Alla luce dei recenti provvedimenti governativi sulla necessità di green pass per l’accesso ad alcune rivendite di prodotti e sulla differenza tra generi di prima (e seconda e terza..) necessità, una questione di importanza capitale è a quale categoria di prodotto debba venire ascritto l’assorbente, termine che tuttavia può assumere la valenza sia di aggettivo che di sostantivo. Anche perché nella seconda accezione può ulteriormente venire classificato come elemento per uso esterno oppure per utilizzo interno. Dato per scontato che nell’epoca di Internet e delle penne a sfera il ruolo della carta assorbente è divenuto del tutto marginale e quindi, al di là del fatto che fabbricanti e venditori di carta assorbente hanno pagato un prezzo altissimo a seguito dell’evoluzione dei metodi di scrittura (senza peraltro aver avuto goduto di alcun bonus), resta da stabilire se, nel caso di sversamenti industriali o domestici, l’acquisto e utilizzo di materiale assorbente debbano venire considerati una necessità di primaria importanza oppure rimandabili ad un’epoca post-pandemica.

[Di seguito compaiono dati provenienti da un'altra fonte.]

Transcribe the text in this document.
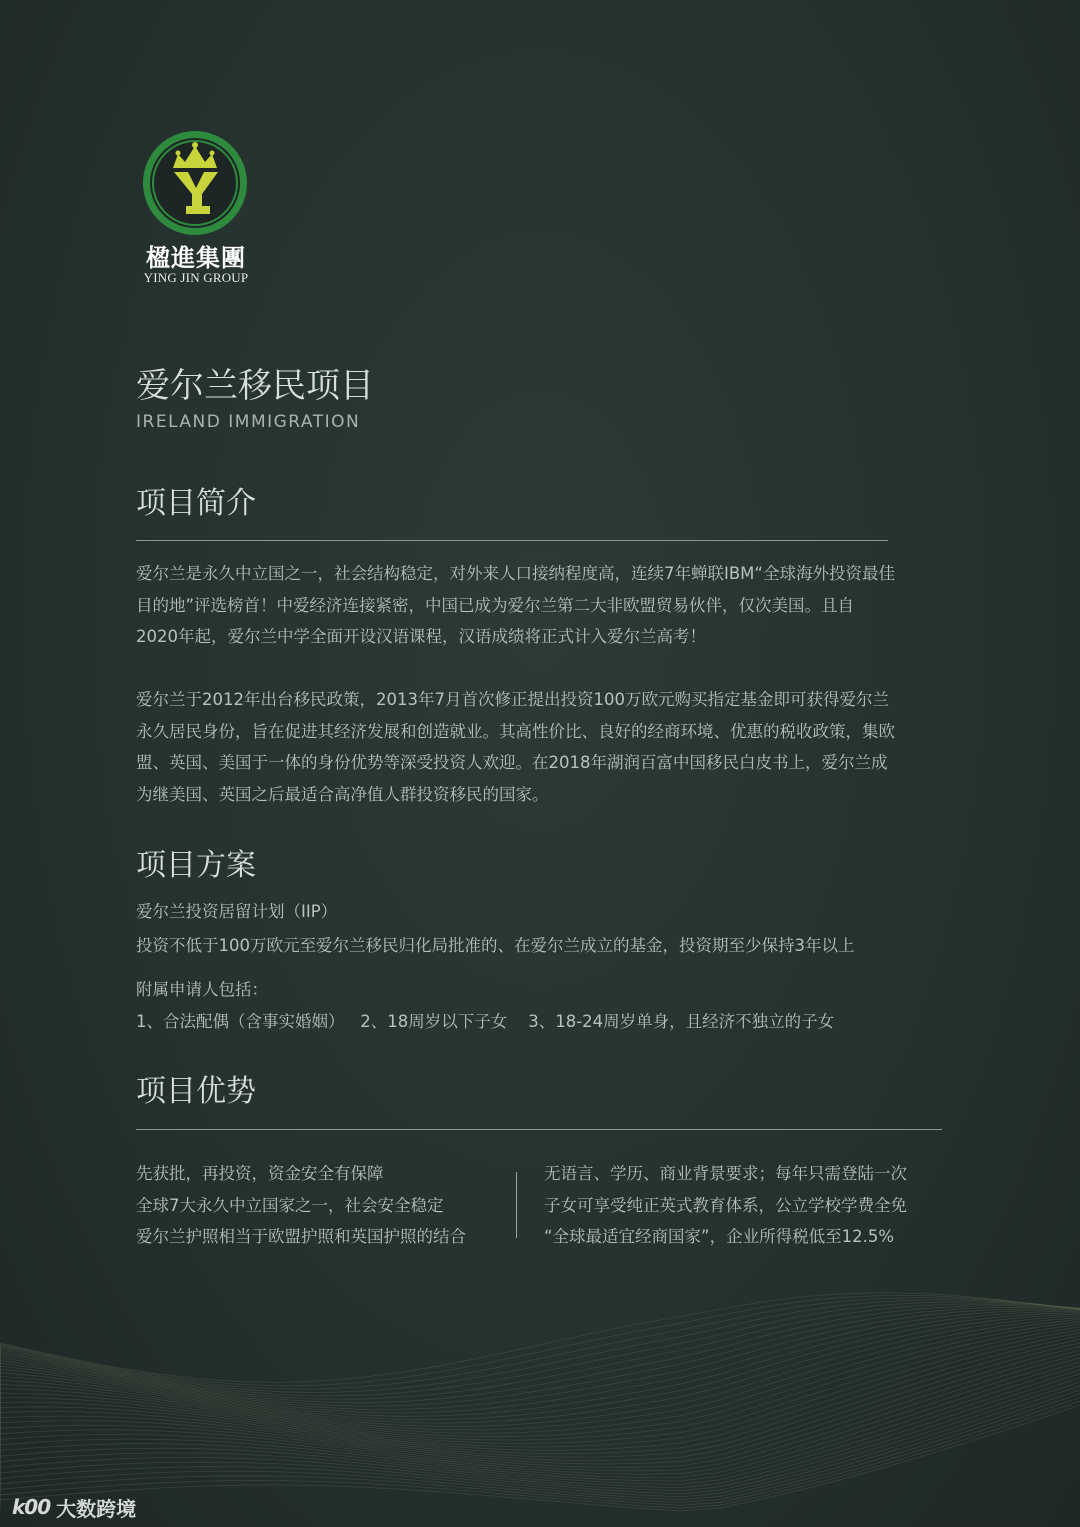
楹進集團
YING JIN GROUP
爱尔兰移民项目
IRELAND IMMIGRATION
项目简介

爱尔兰是永久中立国之一，社会结构稳定，对外来人口接纳程度高，连续7年蝉联IBM“全球海外投资最佳目的地”评选榜首！中爱经济连接紧密，中国已成为爱尔兰第二大非欧盟贸易伙伴，仅次美国。且自2020年起，爱尔兰中学全面开设汉语课程，汉语成绩将正式计入爱尔兰高考！

爱尔兰于2012年出台移民政策，2013年7月首次修正提出投资100万欧元购买指定基金即可获得爱尔兰永久居民身份，旨在促进其经济发展和创造就业。其高性价比、良好的经商环境、优惠的税收政策，集欧盟、英国、美国于一体的身份优势等深受投资人欢迎。在2018年湖润百富中国移民白皮书上，爱尔兰成为继美国、英国之后最适合高净值人群投资移民的国家。

项目方案
爱尔兰投资居留计划（IIP）
投资不低于100万欧元至爱尔兰移民归化局批准的、在爱尔兰成立的基金，投资期至少保持3年以上
附属申请人包括：
1、合法配偶（含事实婚姻）   2、18周岁以下子女    3、18-24周岁单身，且经济不独立的子女
项目优势
先获批，再投资，资金安全有保障
全球7大永久中立国家之一，社会安全稳定
爱尔兰护照相当于欧盟护照和英国护照的结合
无语言、学历、商业背景要求；每年只需登陆一次
子女可享受纯正英式教育体系，公立学校学费全免
“全球最适宜经商国家”，企业所得税低至12.5%
k00 大数跨境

Se per l’acquisto di segatura, un assorbente di impiego comune, è possibilmente richiesto il super green pass, pare possibile una norma meno restrittiva per quanto riguarda altri articoli assorbenti, quali bende, cerotti e garze, attualmente catalogati nella categoria ‘prodotti assorbenti per la persona’ (PAP) che, secondo alcuni costituzionalisti, potrebbe rappresentare una sub-definizione di ‘articoli igienico-sanitari’ e quindi acquistabili senza particolari obblighi. Rimane però grande l’incertezza nella classificazione di altri generi assorbenti di prima (o seconda?) necessità, in primis i prodotti salva-slip, per i quali sono ormai indifferibili una presa di coscienza collettiva ed un auspicato approfondimento legislativo. Va inoltre considerato che anche il tamponamento di una ferita rappresenta un’azione assorbente (esterna) e quindi, nel dubbio di una precisa classificazione merceologica e nelle incertezze interpretative, pare opportuno rivalutare il ricorso alle antiche pezze di tessuto, ovviamente pulite, per evitare di incorrere in pesanti sanzioni.
Più difficile invece individuare metodi alternativi all’impiego di materiale assorbente per l’incontinenza maschile, tranne forse suggerire una raccolta di firme tra pensionati per la concessione di un bonus edilizio atto a recuperare l’antica e nobile tradizione del Vespasiano. Nel merito comunque si potrebbe sollecitare un ricorso alla giurisprudenza che, magari sulla base dell’art. 276 c.p.c. ‘per il principio della ragione liquida e sulla base di una questione assorbente’, potrebbe fornire elementi utili alla formulazione di altre e più articolate norme in grado di complicare ulteriormente la vita del normale cittadino.
In una situazione così ingarbugliata ed in attesa di una ulteriore circolare esplicativa, c’è solo da augurarsi che il problema legato agli assorbenti non diventi il pretesto per generare l’ennesima ed insostenibile contrapposizione con i negazionisti dei raggruppamenti no-tampàx.
Octopus
Una risposta
Decisamente spassoso, anche se Octopus si è dimenticato di affrontare la delicata questione del glorioso pitale, più banalmente definito “vaso da notte” sul fondo dei modelli più spiritosi del quale era talvolta scritto l’augurio “Piscia chiaro e caca sodo”! Una sterminata disponibilità di tali preziosi oggetti fece la sua angosciosa, e forse simbolica, comparsa nell’episodio del romanzo breve “Gattopardo” che illustrava senza reticenze le modalità di svolgimento di un gran ballo ottocentesco. Ideata da Tomasi di Lampedusa, tale comparsa fu ripresa anche dal raffinatissimo Visconti nella versione cinematografica, constatazione che me la fece rivalutare.